A presença dos garimpeiros também alastra dentro do território a doença da malária. Os casos dobraram durante os quatro anos de governo Bolsonaro, mostra ainda um relatório.
Outro problema ainda não contornado pela atual gestão é o sucateamento das instalações de atendimento à saúde indígena.
Relatórios revelados pela Folha de S.Paulo no início de 2023 mostram postos de saúde com remédios vencidos, seringas orais reutilizadas indevidamente e fezes espalhadas em unidades de atendimento, além de constatar casos de desvio de comida e medicamentos.
Os ministros citados no texto foram procurados, mas não houve resposta até a conclusão desta reportagem.
Em uma de suas primeiras ações de governo, no início de 2023, Lula visitou a Terra Indígena Yanomami e decretou estado de emergência sanitária na região.

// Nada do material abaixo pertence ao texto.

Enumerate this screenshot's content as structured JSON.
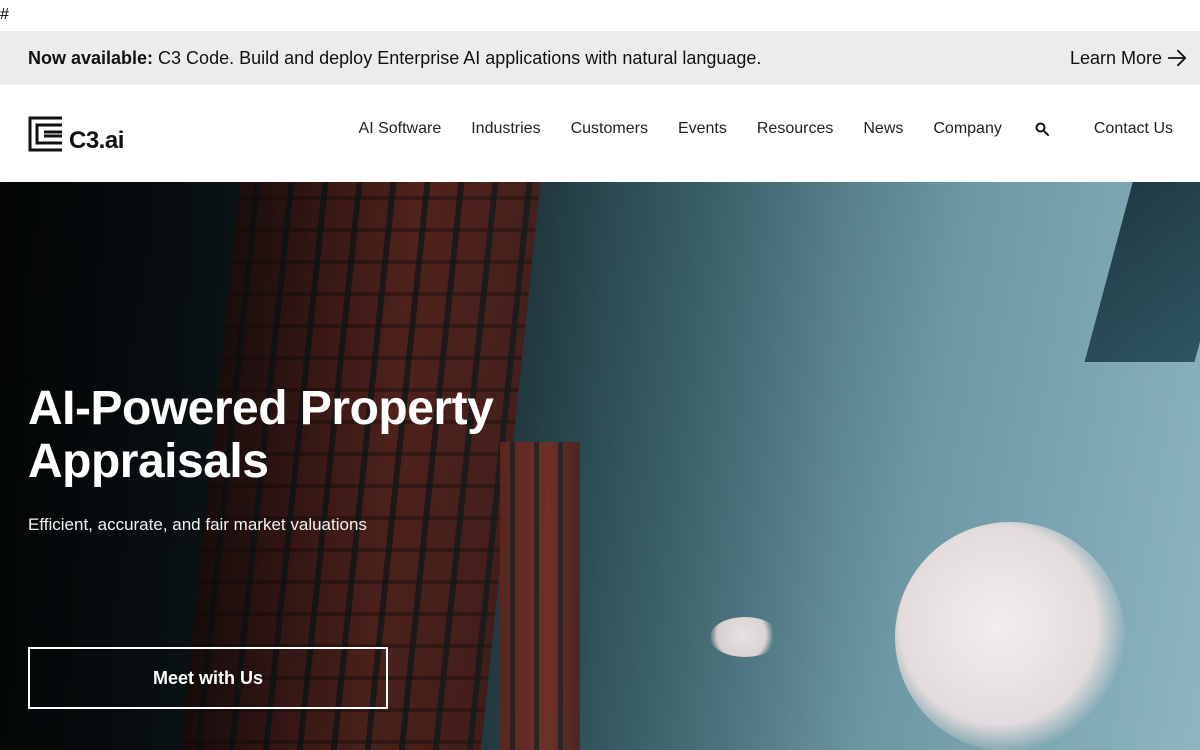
{
  "stray_text": "#",
  "announcement": {
    "prefix": "Now available:",
    "message": " C3 Code. Build and deploy Enterprise AI applications with natural language.",
    "link_label": "Learn More",
    "link_icon": "arrow-right-icon"
  },
  "header": {
    "logo_text": "C3.ai",
    "logo_icon": "c3-logo-icon",
    "menu": [
      {
        "label": "AI Software"
      },
      {
        "label": "Industries"
      },
      {
        "label": "Customers"
      },
      {
        "label": "Events"
      },
      {
        "label": "Resources"
      },
      {
        "label": "News"
      },
      {
        "label": "Company"
      }
    ],
    "search_icon": "search-icon",
    "contact_label": "Contact Us"
  },
  "hero": {
    "title": "AI-Powered Property\nAppraisals",
    "subtitle": "Efficient, accurate, and fair market valuations",
    "cta_label": "Meet with Us",
    "background": "photo of red brick high-rise buildings against a blue sky with clouds"
  },
  "colors": {
    "announcement_bg": "#ececec",
    "text": "#111111",
    "hero_text": "#ffffff"
  }
}
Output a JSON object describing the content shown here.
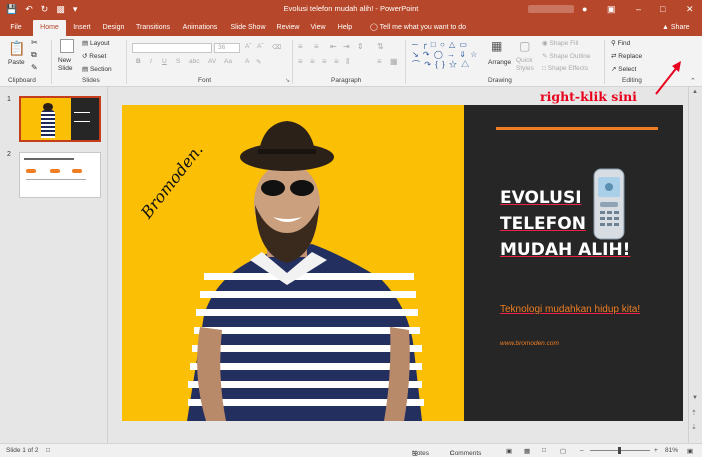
{
  "window": {
    "title": "Evolusi telefon mudah alih! - PowerPoint",
    "share_label": "Share",
    "tell_me": "Tell me what you want to do"
  },
  "colors": {
    "accent": "#b7472a",
    "slide_bg": "#fbbf06",
    "slide_dark": "#262626",
    "slide_orange": "#ee7d23",
    "annotation": "#e8001c"
  },
  "tabs": [
    {
      "label": "File"
    },
    {
      "label": "Home"
    },
    {
      "label": "Insert"
    },
    {
      "label": "Design"
    },
    {
      "label": "Transitions"
    },
    {
      "label": "Animations"
    },
    {
      "label": "Slide Show"
    },
    {
      "label": "Review"
    },
    {
      "label": "View"
    },
    {
      "label": "Help"
    }
  ],
  "active_tab": "Home",
  "ribbon": {
    "clipboard": {
      "paste": "Paste",
      "group": "Clipboard"
    },
    "slides": {
      "new_slide": "New Slide",
      "layout": "Layout",
      "reset": "Reset",
      "section": "Section",
      "group": "Slides"
    },
    "font": {
      "group": "Font",
      "size": "36"
    },
    "paragraph": {
      "group": "Paragraph"
    },
    "drawing": {
      "arrange": "Arrange",
      "quick_styles": "Quick Styles",
      "shape_fill": "Shape Fill",
      "shape_outline": "Shape Outline",
      "shape_effects": "Shape Effects",
      "group": "Drawing"
    },
    "editing": {
      "find": "Find",
      "replace": "Replace",
      "select": "Select",
      "group": "Editing"
    }
  },
  "thumbnails": [
    {
      "num": "1"
    },
    {
      "num": "2"
    }
  ],
  "slide": {
    "headline": [
      "EVOLUSI",
      "TELEFON",
      "MUDAH ALIH!"
    ],
    "subline": "Teknologi mudahkan hidup kita!",
    "url": "www.bromoden.com",
    "signature": "Bromoden."
  },
  "annotation": "right-klik sini",
  "status": {
    "slide_of": "Slide 1 of 2",
    "notes": "Notes",
    "comments": "Comments",
    "zoom": "81%"
  }
}
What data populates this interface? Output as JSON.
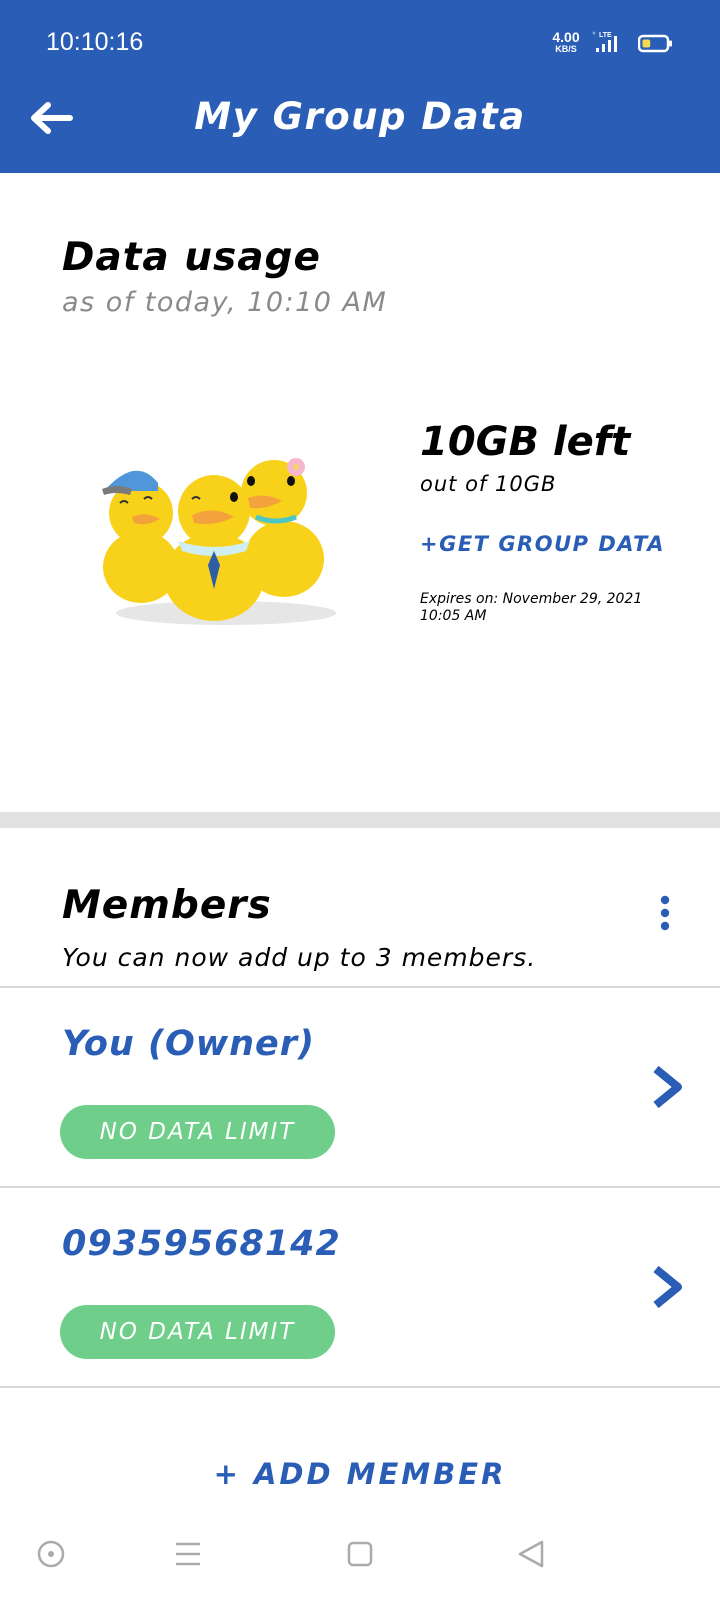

Pôs em prática um plano para expulsão do garimpo, mas que, um ano depois do início das operações, não deu conta da missão, tampouco acabou com a desnutrição ou a malária entre os indígenas e também não reconstruiu as estruturas de atendimento em saúde.
A insatisfação com as Forças Armadas também persiste após um ano de gestão petista. A falta de empenho militar, por exemplo, comprometeu a entrega de 34 mil cestas básicas.
A Aeronáutica não conseguiu controlar todo o espaço aéreo do território, e o garimpo ilegal sobrevive, alimentado pelas rotas aéreas de suprimentos, em parte vindas da Venezuela.
Recentemente, a Apib (Articulação dos Povos Indígenas do Brasil) acionou o STF em razão da atuação militar e da falta de resultados da operação do governo federal.